Kandiyohi County (near Paynesville)
Where the wet prairie and marsh meet the drier parts of the preserve small white lady's slipper is found, along with the small fringed gentian and death camas. Relative newcomers to this zone are willows and dogwoods that moved in during the 1960s, when haying stopped and wildfires mostly ceased.
Other interesting flowers in the preserve include Riddell's goldenrod, Seneca snakeroot, wood lily and Indian paintbrush. The drier portions of the preserve are dominated by little bluestem and Indian grass, while the wet prairie is dominated by bluejoints and sedges.
During the summer, preserve flowers often host butterflies such as the regal fritillary, a species of special concern. The preserve originally supported the poweshiek skipper, a now federally endangered species, but it has not been documented here in recent years. Visitors to Regal Meadow Preserve will also not want to miss the thumping of the American bittern in the marsh, often audible for a half-mile. This medium-sized brown heron is one of several bird species found at Regal Meadow.
Why the Conservancy Selected This Site
Regal Meadow contains high quality remnants of wet and mesic prairie and sedge meadow communities.
What the Conservancy Has Done/Is Doing
Regal Meadow Preserve was acquired by The Nature Conservancy in stages (beginning in 1979) from five separate owners, including Mrs. Annabelle Ruhland and her family. Mrs. Ruhland's father and grandfather were naturalists, and because of their interest in land preservation, great care was taken to protect species, especially the small white lady's slipper, a species of special concern in Minnesota.
Restoring prairie on the preserve has been an ongoing process.
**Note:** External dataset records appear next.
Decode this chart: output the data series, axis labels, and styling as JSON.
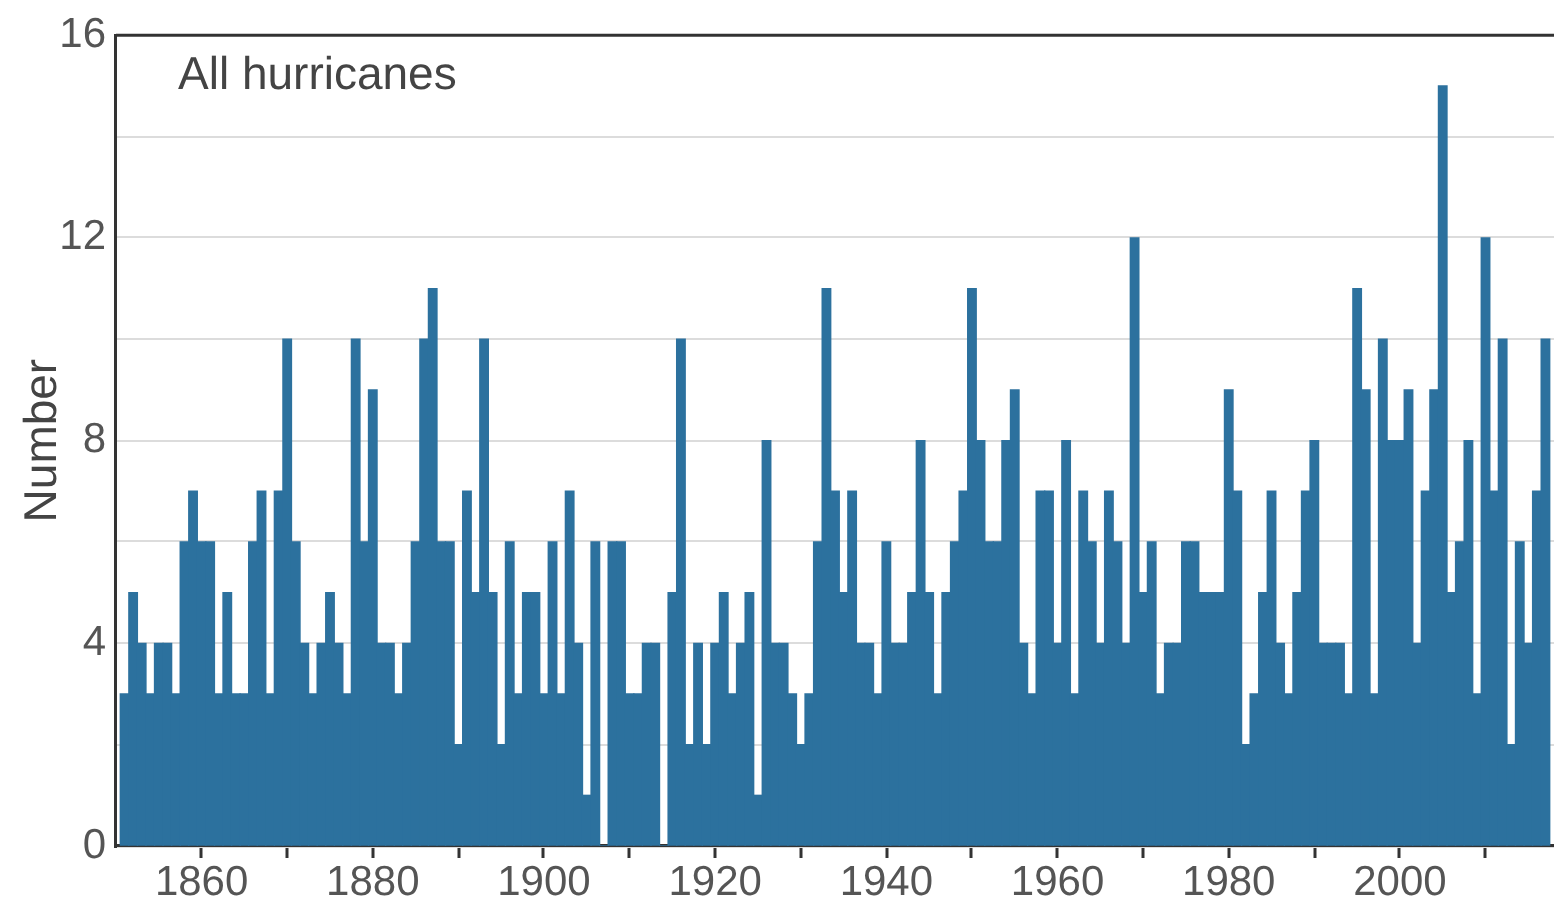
{
  "chart_data": {
    "type": "bar",
    "title": "All hurricanes",
    "ylabel": "Number",
    "x": [
      1851,
      1852,
      1853,
      1854,
      1855,
      1856,
      1857,
      1858,
      1859,
      1860,
      1861,
      1862,
      1863,
      1864,
      1865,
      1866,
      1867,
      1868,
      1869,
      1870,
      1871,
      1872,
      1873,
      1874,
      1875,
      1876,
      1877,
      1878,
      1879,
      1880,
      1881,
      1882,
      1883,
      1884,
      1885,
      1886,
      1887,
      1888,
      1889,
      1890,
      1891,
      1892,
      1893,
      1894,
      1895,
      1896,
      1897,
      1898,
      1899,
      1900,
      1901,
      1902,
      1903,
      1904,
      1905,
      1906,
      1907,
      1908,
      1909,
      1910,
      1911,
      1912,
      1913,
      1914,
      1915,
      1916,
      1917,
      1918,
      1919,
      1920,
      1921,
      1922,
      1923,
      1924,
      1925,
      1926,
      1927,
      1928,
      1929,
      1930,
      1931,
      1932,
      1933,
      1934,
      1935,
      1936,
      1937,
      1938,
      1939,
      1940,
      1941,
      1942,
      1943,
      1944,
      1945,
      1946,
      1947,
      1948,
      1949,
      1950,
      1951,
      1952,
      1953,
      1954,
      1955,
      1956,
      1957,
      1958,
      1959,
      1960,
      1961,
      1962,
      1963,
      1964,
      1965,
      1966,
      1967,
      1968,
      1969,
      1970,
      1971,
      1972,
      1973,
      1974,
      1975,
      1976,
      1977,
      1978,
      1979,
      1980,
      1981,
      1982,
      1983,
      1984,
      1985,
      1986,
      1987,
      1988,
      1989,
      1990,
      1991,
      1992,
      1993,
      1994,
      1995,
      1996,
      1997,
      1998,
      1999,
      2000,
      2001,
      2002,
      2003,
      2004,
      2005,
      2006,
      2007,
      2008,
      2009,
      2010,
      2011,
      2012,
      2013,
      2014,
      2015,
      2016,
      2017
    ],
    "values": [
      3,
      5,
      4,
      3,
      4,
      4,
      3,
      6,
      7,
      6,
      6,
      3,
      5,
      3,
      3,
      6,
      7,
      3,
      7,
      10,
      6,
      4,
      3,
      4,
      5,
      4,
      3,
      10,
      6,
      9,
      4,
      4,
      3,
      4,
      6,
      10,
      11,
      6,
      6,
      2,
      7,
      5,
      10,
      5,
      2,
      6,
      3,
      5,
      5,
      3,
      6,
      3,
      7,
      4,
      1,
      6,
      0,
      6,
      6,
      3,
      3,
      4,
      4,
      0,
      5,
      10,
      2,
      4,
      2,
      4,
      5,
      3,
      4,
      5,
      1,
      8,
      4,
      4,
      3,
      2,
      3,
      6,
      11,
      7,
      5,
      7,
      4,
      4,
      3,
      6,
      4,
      4,
      5,
      8,
      5,
      3,
      5,
      6,
      7,
      11,
      8,
      6,
      6,
      8,
      9,
      4,
      3,
      7,
      7,
      4,
      8,
      3,
      7,
      6,
      4,
      7,
      6,
      4,
      12,
      5,
      6,
      3,
      4,
      4,
      6,
      6,
      5,
      5,
      5,
      9,
      7,
      2,
      3,
      5,
      7,
      4,
      3,
      5,
      7,
      8,
      4,
      4,
      4,
      3,
      11,
      9,
      3,
      10,
      8,
      8,
      9,
      4,
      7,
      9,
      15,
      5,
      6,
      8,
      3,
      12,
      7,
      10,
      2,
      6,
      4,
      7,
      10
    ],
    "color": "#2c719e",
    "xlim": [
      1850,
      2018
    ],
    "xticks": [
      1860,
      {
        "value": 1870,
        "label": null
      },
      1880,
      {
        "value": 1890,
        "label": null
      },
      1900,
      {
        "value": 1910,
        "label": null
      },
      1920,
      {
        "value": 1930,
        "label": null
      },
      1940,
      {
        "value": 1950,
        "label": null
      },
      1960,
      {
        "value": 1970,
        "label": null
      },
      1980,
      {
        "value": 1990,
        "label": null
      },
      2000,
      {
        "value": 2010,
        "label": null
      }
    ],
    "ylim": [
      0,
      16
    ],
    "yticks": [
      0,
      {
        "value": 2,
        "label": null
      },
      4,
      {
        "value": 6,
        "label": null
      },
      8,
      {
        "value": 10,
        "label": null
      },
      12,
      {
        "value": 14,
        "label": null
      },
      16
    ],
    "grid": "y"
  }
}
Continued grassland restoration and land acquisition will buffer these important prairie communities.
For more information on visiting this and other Minnesota preserves, check out our Preserve Visitation Guidelines.
From Paynesville, take Minnesota Highway 23 southwest for approximately six miles to Hawick. Turn north and drive on a gravel road for two miles. The preserve is on the west side of the road.